Superconductivity and Magnetism in REFeAsO1-xFx (RE=Rare Earth Elements)

Fluoride-doped iron-based oxypnictides containing rare-earth gadolinium (GdFeAsO0.8F0.2) and co-doping with yttrium (Gd0.8Y0.2FeAsO0.8F0.2) have been prepared via conventional solid state reaction at ambient pressure. The non-yttrium substituted oxypnictide show superconducting transition as high as 43.9 K from temperature dependent resistance measurements with the Meissner effect observed at a lower temperature of 40.8 K from temperature dependent magnetization measurements. By replacing a small amount of gadolinium with yttrium Tc was observed to be lowered by 10 K which might be caused by a change in the electronic or magnetic structures since the crystal structure was not altered.

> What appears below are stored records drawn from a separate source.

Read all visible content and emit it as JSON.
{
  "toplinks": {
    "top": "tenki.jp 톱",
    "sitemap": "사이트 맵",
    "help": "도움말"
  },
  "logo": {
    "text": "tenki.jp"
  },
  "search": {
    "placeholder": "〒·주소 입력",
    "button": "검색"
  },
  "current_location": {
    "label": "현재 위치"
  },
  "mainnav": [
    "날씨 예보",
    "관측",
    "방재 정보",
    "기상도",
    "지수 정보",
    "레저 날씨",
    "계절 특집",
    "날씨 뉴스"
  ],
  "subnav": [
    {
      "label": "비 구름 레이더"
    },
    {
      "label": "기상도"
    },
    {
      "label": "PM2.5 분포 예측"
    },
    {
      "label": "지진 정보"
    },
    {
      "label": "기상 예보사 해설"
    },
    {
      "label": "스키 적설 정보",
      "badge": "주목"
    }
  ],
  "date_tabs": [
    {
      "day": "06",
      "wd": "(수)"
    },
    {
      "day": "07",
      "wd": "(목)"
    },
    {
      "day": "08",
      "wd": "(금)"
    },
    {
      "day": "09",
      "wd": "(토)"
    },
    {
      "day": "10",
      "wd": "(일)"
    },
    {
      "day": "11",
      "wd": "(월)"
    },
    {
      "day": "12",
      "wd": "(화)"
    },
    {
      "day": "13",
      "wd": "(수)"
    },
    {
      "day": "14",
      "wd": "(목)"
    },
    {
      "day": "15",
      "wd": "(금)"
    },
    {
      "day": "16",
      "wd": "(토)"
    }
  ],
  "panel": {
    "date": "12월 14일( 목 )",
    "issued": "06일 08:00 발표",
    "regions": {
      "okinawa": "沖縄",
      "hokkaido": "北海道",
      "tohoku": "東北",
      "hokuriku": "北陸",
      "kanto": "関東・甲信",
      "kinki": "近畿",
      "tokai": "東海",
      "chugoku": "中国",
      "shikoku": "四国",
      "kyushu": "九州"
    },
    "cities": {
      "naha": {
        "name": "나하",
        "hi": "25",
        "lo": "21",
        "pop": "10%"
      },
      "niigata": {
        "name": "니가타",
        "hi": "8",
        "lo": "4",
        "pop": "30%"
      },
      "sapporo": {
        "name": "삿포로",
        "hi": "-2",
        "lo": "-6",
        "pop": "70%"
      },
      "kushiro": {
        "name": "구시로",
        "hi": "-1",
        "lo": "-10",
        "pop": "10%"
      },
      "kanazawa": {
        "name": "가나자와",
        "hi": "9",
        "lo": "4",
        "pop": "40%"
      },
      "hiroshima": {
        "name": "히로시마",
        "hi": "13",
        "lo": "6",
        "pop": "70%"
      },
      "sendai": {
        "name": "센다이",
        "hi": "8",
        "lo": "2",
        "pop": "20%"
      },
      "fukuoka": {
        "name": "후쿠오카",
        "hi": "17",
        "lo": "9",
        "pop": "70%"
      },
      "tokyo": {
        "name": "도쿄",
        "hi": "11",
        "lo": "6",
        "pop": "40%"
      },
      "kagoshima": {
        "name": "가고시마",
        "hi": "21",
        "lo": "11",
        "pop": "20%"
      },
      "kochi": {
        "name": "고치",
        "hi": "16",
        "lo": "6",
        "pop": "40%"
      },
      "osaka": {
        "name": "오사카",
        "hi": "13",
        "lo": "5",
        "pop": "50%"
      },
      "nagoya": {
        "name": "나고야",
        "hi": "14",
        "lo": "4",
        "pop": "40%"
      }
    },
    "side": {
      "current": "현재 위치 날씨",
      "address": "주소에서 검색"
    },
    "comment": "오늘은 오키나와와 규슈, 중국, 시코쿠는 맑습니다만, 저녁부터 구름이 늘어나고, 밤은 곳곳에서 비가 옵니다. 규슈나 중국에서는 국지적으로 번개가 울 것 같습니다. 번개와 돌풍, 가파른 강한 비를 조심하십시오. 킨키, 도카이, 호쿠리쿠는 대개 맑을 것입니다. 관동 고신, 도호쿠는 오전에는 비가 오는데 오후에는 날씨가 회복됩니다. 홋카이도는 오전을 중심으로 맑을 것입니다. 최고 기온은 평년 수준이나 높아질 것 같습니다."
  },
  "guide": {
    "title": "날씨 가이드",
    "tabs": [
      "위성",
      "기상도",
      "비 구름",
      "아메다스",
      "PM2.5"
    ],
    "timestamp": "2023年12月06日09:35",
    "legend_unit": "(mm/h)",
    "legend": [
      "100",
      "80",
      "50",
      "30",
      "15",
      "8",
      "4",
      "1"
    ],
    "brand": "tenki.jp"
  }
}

Magnetic and Transport Studies on Electron-doped CeFeAsO1-xFx Superconductor

The magnetic and transport behaviors of cerium substituted iron oxy-arsenide superconductor with x = 0.1 to 0.4 fluoride (F) doping have been investigated in this report. Temperature dependent susceptibility and resistivity measurements showed the 0.1 F-doped sample (CeFeAsO0.9F0.1) has a superconducting transition temperature (Tc) of around 30 K. With increasing doping beyond x = 0.2 Tc saturates to around 40 K. Temperature dependent susceptibility measured in different magnetic fields for the under-doped sample showed Meissner effect in low field and the diamagnetism is still visible up to 1 Tesla, with an obvious magnetic transition below 5 K, perhaps originating from magnetic ordering of the rare earth cerium. The corresponding field dependent resistance versus temperature measurements indicated a broadening of less than 3 K for Tc at mid-point by increasing the field to 5 Tesla indicating rather low anisotropy. An estimated upper critical field of more than 48 Tesla and accordingly an estimated maximum coherence length of 2.6 nm were obtained confirming the high upper critical field with a short coherence length for this superconductor.